METHODS: To deal with class imbalance and complete separation problems, we propose using a fuzzy logistic regression framework for binary classification. Fuzzy logistic regression incorporates combinations of triangular fuzzy numbers for the coefficients, inputs, and outputs and produces crisp classification results. The fuzzy logistic regression framework shows strong classification performance due to fuzzy logic\'s better handling of imbalance and separation issues. Hence, classification accuracy is improved, mitigating the risk of misclassified conditions and biased insights for clinical study patients.
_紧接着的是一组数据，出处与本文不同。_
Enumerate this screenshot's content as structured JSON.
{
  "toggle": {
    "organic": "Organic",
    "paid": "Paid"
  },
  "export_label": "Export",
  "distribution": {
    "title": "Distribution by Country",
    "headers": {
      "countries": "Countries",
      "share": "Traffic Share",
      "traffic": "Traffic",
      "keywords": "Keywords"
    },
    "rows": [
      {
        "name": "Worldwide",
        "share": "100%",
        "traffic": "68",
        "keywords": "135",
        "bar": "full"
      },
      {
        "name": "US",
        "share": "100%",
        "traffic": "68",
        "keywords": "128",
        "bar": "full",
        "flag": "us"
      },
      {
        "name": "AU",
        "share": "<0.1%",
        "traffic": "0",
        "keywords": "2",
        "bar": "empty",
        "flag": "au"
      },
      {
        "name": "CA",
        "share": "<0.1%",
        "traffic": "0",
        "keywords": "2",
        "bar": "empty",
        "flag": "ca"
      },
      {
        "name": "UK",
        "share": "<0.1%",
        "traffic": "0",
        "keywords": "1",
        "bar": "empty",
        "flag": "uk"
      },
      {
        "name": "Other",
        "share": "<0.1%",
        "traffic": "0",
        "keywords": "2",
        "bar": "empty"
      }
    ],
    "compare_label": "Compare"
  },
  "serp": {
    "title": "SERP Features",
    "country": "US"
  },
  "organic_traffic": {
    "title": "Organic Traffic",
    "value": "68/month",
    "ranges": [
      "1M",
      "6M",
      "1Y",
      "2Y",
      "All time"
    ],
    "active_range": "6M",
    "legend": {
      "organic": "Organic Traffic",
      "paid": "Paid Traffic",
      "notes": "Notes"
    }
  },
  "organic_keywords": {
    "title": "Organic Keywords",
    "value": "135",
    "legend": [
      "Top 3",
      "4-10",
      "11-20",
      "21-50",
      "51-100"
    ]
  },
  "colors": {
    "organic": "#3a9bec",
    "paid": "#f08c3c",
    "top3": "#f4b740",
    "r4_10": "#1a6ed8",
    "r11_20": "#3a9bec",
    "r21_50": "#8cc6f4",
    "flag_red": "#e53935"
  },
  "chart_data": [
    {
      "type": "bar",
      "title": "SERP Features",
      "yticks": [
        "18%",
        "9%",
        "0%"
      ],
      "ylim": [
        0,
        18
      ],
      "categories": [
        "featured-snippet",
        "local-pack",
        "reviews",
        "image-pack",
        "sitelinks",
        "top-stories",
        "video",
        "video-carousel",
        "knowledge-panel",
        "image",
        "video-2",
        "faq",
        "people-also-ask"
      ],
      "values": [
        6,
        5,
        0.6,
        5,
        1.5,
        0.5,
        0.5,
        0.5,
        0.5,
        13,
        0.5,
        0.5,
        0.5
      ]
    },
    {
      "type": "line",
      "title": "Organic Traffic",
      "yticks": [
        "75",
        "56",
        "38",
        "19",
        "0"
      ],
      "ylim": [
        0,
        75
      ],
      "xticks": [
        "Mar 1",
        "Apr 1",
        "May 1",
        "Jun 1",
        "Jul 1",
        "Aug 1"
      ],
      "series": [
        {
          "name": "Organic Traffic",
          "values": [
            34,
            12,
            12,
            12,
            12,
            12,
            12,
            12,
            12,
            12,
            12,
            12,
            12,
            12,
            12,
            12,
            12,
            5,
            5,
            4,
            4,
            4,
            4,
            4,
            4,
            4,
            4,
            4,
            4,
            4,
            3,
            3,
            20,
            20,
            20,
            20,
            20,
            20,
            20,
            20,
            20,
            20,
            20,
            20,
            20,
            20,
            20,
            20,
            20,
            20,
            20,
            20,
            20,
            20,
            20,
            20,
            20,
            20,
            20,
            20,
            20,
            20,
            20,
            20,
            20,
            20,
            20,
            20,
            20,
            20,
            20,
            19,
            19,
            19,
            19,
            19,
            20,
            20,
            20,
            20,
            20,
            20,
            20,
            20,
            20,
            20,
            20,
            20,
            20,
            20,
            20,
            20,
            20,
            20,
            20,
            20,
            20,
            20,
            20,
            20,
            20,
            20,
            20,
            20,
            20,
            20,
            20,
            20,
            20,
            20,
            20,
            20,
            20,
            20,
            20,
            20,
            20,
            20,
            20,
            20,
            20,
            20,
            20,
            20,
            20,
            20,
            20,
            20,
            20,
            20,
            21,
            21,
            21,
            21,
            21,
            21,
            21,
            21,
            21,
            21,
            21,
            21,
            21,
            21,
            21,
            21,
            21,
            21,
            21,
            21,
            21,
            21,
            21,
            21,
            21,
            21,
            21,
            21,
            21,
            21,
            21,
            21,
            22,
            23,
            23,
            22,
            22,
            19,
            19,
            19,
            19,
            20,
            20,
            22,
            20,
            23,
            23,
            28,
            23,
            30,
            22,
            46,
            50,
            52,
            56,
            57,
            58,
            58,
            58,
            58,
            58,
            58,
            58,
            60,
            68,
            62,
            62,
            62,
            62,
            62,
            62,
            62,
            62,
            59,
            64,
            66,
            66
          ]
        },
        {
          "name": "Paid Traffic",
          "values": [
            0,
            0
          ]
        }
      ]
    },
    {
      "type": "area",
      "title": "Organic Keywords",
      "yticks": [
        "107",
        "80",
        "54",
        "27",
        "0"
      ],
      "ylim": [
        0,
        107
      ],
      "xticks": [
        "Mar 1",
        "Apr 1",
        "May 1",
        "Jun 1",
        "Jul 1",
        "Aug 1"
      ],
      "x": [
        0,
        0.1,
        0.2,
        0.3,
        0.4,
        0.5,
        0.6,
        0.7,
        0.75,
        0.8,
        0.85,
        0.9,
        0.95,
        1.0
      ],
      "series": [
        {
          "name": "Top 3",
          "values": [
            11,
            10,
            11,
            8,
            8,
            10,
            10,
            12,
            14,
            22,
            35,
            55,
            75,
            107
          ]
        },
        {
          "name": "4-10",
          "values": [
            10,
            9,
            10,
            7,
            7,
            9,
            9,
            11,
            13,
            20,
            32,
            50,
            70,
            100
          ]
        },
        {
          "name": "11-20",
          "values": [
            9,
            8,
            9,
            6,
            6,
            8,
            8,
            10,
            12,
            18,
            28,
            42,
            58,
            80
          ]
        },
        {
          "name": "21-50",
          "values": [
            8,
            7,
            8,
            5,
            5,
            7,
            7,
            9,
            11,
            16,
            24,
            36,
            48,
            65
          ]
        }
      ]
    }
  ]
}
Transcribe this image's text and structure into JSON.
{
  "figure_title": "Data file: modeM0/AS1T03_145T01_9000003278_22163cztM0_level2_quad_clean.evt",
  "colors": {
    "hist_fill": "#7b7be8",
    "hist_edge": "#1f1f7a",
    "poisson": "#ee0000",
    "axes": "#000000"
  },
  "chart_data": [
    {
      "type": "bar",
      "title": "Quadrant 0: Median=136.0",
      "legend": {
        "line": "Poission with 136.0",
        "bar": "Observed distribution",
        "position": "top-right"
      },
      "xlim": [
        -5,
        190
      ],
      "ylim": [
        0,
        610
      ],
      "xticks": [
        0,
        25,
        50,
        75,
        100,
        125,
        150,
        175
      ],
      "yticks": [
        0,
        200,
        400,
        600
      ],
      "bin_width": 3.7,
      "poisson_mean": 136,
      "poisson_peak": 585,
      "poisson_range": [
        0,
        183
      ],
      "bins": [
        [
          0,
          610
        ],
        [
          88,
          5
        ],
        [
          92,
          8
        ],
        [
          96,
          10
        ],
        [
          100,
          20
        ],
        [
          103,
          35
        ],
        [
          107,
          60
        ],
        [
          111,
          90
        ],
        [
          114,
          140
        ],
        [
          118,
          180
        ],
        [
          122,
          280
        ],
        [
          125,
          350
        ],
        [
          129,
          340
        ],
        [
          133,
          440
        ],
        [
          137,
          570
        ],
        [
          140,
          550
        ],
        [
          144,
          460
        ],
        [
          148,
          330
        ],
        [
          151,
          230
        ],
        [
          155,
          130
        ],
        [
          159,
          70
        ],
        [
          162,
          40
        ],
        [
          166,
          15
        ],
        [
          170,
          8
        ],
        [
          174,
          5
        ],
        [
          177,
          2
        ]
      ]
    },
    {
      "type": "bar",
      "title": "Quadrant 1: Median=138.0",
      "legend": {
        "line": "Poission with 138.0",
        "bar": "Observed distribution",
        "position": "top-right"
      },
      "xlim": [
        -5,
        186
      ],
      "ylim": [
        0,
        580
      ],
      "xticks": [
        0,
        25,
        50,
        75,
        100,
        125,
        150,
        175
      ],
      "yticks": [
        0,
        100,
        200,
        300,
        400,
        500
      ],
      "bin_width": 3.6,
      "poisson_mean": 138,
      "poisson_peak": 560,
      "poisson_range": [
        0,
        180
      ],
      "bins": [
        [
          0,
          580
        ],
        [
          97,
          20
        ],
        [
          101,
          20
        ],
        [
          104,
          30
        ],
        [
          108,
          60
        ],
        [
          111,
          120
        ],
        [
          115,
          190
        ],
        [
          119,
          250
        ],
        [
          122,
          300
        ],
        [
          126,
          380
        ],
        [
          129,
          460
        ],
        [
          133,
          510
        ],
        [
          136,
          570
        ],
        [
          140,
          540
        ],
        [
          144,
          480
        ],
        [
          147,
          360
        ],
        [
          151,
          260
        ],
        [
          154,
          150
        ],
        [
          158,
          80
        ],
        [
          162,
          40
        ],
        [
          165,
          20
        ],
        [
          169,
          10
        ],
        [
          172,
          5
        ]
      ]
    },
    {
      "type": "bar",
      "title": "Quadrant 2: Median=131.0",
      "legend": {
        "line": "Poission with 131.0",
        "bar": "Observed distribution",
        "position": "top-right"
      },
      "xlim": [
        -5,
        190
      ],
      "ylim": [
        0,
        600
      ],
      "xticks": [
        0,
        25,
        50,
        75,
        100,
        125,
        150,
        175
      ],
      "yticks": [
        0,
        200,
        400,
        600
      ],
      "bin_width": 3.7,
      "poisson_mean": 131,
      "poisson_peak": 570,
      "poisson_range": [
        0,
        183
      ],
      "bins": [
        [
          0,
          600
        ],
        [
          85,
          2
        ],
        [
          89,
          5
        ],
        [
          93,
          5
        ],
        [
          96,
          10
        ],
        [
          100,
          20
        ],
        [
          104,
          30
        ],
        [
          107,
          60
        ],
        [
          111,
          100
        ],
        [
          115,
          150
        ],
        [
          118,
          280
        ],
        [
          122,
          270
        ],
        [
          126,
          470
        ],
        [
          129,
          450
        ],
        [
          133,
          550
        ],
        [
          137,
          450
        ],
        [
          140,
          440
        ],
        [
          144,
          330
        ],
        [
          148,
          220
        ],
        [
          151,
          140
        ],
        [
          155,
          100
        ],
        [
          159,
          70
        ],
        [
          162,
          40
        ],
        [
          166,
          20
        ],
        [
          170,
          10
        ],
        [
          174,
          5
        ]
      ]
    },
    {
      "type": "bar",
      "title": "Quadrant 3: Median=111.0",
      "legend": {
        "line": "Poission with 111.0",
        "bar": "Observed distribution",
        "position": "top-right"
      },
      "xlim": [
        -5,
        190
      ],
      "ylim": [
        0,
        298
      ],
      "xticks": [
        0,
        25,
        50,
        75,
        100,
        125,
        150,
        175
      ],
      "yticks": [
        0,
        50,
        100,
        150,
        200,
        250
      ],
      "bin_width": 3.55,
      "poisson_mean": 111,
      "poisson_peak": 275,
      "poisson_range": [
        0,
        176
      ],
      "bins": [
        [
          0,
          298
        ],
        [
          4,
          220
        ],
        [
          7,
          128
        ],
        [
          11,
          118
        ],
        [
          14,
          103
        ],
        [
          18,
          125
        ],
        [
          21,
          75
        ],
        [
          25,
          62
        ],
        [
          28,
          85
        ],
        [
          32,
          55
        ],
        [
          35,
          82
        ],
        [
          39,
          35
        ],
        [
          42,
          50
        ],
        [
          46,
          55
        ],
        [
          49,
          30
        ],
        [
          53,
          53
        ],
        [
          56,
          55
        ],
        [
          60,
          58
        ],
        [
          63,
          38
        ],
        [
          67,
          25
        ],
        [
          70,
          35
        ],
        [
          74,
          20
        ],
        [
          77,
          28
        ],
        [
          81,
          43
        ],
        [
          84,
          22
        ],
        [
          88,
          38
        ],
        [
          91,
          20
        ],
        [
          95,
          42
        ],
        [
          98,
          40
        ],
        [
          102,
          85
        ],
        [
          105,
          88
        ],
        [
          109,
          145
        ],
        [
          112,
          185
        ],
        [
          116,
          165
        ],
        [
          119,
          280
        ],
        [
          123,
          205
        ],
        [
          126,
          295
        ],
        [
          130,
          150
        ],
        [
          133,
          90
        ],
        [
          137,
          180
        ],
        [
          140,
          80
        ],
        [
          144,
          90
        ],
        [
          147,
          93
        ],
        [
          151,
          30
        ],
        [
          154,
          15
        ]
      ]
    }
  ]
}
RESULTS: The performance of the fuzzy logistic regression model is assessed on twelve binary classification problems with clinical datasets. The model has consistently high sensitivity, specificity, F1, precision, and Mathew\'s correlation coefficient scores across all clinical datasets. There is no evidence of impact from the imbalance or separation that exists in the datasets. Furthermore, we compare the fuzzy logistic regression classification performance against two versions of classical logistic regression and six different benchmark sources in the literature. These six sources provide a total of ten different proposed methodologies, and the comparison occurs by calculating the same set of classification performance scores for each method. Either imbalance or separation impacts seven out of ten methodologies. The remaining three produce better classification performance in their respective clinical studies. However, these are all outperformed by the fuzzy logistic regression framework.
CONCLUSIONS: Fuzzy logistic regression showcases strong performance against imbalance and separation, providing accurate predictions and, hence, informative insights for classifying patients in clinical studies.

摘要：

背景：在临床研究的二元分类中，案例到类的不平衡分布以及二元因变量和独立变量子集之间的极端关联水平可能会产生重大的分类问题。这些关键问题,即阶级不平衡和完全分离，导致临床研究中分类不准确和结果有偏差。
方法：为了处理类不平衡和完成分离问题，我们建议使用模糊逻辑回归框架进行二元分类。模糊逻辑回归结合了系数的三角模糊数的组合，输入，并输出并产生清晰的分类结果。由于模糊逻辑对不平衡和分离问题的更好处理，模糊逻辑回归框架显示出强大的分类性能。因此，提高了分类精度，降低临床研究患者的错误分类条件和偏颇见解的风险。
结果：在具有临床数据集的十二个二元分类问题上评估了模糊逻辑回归模型的性能。该模型具有一贯的高灵敏度，特异性，F1，精度，和所有临床数据集的Mathew相关系数得分。没有证据表明数据集中存在的不平衡或分离会产生影响。此外，我们将模糊逻辑回归分类性能与经典逻辑回归的两个版本和文献中的六个不同的基准来源进行比较。这六个来源总共提供了十种不同的拟议方法，并且通过计算每种方法的相同分类性能分数集来进行比较。不平衡或分离会影响十分之七的方法。其余三个在各自的临床研究中产生更好的分类性能。然而,这些都优于模糊逻辑回归框架。
结论：模糊逻辑回归显示了对不平衡和分离的强大表现，提供准确的预测，因此，在临床研究中对患者进行分类的信息见解。